JurisprudênciaIA

Superior Tribunal de Justiça

Acórdão

Relator(a)
Ministro Reynaldo Soares da Fonseca
Órgão julgador
Quinta Turma
Data do julgamento
09/08/2022
Data de publicação
16/08/2022

STJ – Acórdão, Rel. Ministro Reynaldo Soares da Fonseca, Quinta Turma, j. 09/08/2022, p. 16/08/2022

Ementa

PENAL E PROCESSO PENAL. AGRAVO REGIMENTAL NO AGRAVO EM RECURSO ESPECIAL. USURPAÇÃO DE COMPETÊNCIA DO COLEGIADO. NÃO OCORRÊNCIA. AUSÊNCIA DE IMPUGNAÇÃO DOS FUNDAMENTOS DA DECISÃO AGRAVADA. SÚMULA N. 182/STJ. CONCESSÃO DA ORDEM DE HABEAS CORPUS PARA RESTABELECER O BENEFÍCIO DO TRÁFICO PRIVILEGIADO (ART. 33, § 4º, DA LEI DE DROGAS). "MULA". TRANSPORTE DE 2KG DE MACONHA. AGRAVO REGIMENTAL NÃO PROVIDO. ORDEM DE HABEAS CORPUS CONCEDIDA. 1. O julgamento monocrático realizado pelo Ministro Presidente deste Superior Tribunal de Justiça, antes mesmo da distribuição do processo, decidindo pelo não conhecimento de recurso inadmissível, prejudicado ou que não houver impugnado especificamente os fundamentos da decisão recorrida, encontra respaldo no art. 21-E, inciso V, do RISTJ, não havendo se falar, portanto, em nulidade ou ofensa aos princípios do juiz natural e da colegialidade.
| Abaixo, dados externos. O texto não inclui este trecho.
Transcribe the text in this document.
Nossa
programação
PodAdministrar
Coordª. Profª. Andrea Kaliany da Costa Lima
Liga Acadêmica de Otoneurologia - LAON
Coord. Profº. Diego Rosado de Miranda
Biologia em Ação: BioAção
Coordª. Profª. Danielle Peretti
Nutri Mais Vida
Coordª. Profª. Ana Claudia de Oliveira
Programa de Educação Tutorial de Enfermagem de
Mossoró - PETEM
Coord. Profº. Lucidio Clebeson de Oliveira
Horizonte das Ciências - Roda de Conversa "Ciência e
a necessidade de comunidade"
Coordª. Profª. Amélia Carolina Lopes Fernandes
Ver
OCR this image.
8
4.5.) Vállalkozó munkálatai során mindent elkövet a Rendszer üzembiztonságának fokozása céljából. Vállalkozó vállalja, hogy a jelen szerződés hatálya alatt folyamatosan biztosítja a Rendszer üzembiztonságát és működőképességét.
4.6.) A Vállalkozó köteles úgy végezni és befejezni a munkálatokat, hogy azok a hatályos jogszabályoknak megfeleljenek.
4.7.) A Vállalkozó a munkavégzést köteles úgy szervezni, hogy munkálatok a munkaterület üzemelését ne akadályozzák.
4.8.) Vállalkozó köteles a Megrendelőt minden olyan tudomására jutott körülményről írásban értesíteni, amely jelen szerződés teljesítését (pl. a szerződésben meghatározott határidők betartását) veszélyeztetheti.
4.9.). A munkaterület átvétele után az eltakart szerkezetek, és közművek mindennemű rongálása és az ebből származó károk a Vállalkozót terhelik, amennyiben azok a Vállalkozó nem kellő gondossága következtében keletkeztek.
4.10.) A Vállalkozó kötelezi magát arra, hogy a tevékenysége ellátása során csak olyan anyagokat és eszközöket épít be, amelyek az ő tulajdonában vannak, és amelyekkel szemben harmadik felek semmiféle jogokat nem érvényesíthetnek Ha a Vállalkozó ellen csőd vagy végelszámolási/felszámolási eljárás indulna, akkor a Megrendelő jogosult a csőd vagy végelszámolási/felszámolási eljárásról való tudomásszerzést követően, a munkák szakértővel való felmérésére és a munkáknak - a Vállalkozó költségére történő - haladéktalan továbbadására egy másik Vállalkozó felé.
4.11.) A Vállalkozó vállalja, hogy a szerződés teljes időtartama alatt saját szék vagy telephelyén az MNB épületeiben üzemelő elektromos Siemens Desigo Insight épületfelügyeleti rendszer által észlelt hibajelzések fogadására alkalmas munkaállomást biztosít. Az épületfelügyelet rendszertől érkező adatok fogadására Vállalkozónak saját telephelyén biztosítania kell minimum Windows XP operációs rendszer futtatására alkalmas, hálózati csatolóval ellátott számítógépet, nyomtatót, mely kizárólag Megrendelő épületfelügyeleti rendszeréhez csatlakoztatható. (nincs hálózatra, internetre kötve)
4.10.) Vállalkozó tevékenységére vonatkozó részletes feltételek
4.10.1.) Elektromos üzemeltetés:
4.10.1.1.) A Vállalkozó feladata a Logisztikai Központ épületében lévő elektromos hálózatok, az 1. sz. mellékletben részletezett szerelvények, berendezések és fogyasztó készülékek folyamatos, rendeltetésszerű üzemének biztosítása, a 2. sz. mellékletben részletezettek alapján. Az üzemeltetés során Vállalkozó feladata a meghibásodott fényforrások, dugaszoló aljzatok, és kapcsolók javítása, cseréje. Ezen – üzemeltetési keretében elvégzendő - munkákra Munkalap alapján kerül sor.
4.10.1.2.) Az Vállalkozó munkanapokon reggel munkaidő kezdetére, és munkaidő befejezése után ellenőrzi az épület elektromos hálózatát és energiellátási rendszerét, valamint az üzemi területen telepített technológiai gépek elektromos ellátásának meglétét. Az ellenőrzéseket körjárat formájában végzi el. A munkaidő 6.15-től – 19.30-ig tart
Precedentes. 2. A falta de impugnação específica dos fundamentos utilizados na decisão agravada (decisão de inadmissibilidade do recurso especial) atrai a incidência da Súmula n. 182 desta Corte Superior. 3. Firme a jurisprudência do STJ no sentido de que para a aplicação da causa de diminuição de pena do art. 33, § 4º, da Lei n. 11.343/2006, o condenado deve preencher, cumulativamente, todos os requisitos legais, quais sejam, ser primário, de bons antecedentes, não se dedicar a atividades criminosas nem integrar organização criminosa, podendo a reprimenda ser reduzida de 1/6 (um sexto) a 2/3 (dois terços), a depender das circunstâncias do caso concreto. 4. Na espécie, em que o agente é considerado mula do tráfico, a jurisprudência desta Corte firmou-se no sentido que a quantidade de drogas, por si só, não indica a integração ou a dedicação a atividades criminosas, justificando a concessão de habeas corpus de ofício para restabelecer a minorante do tráfico privilegiado. 5. Agravo regimental não provido. Concedida, de ofício, a ordem de habeas corpus para restabelecer a minorante do art. 33, § 4º, da Lei 11.343/2006, nos termos do presente voto. (AgRg no AREsp n. 2.125.250/SP, relator Ministro Reynaldo Soares da Fonseca, Quinta Turma, julgado em 9/8/2022, DJe de 16/8/2022.)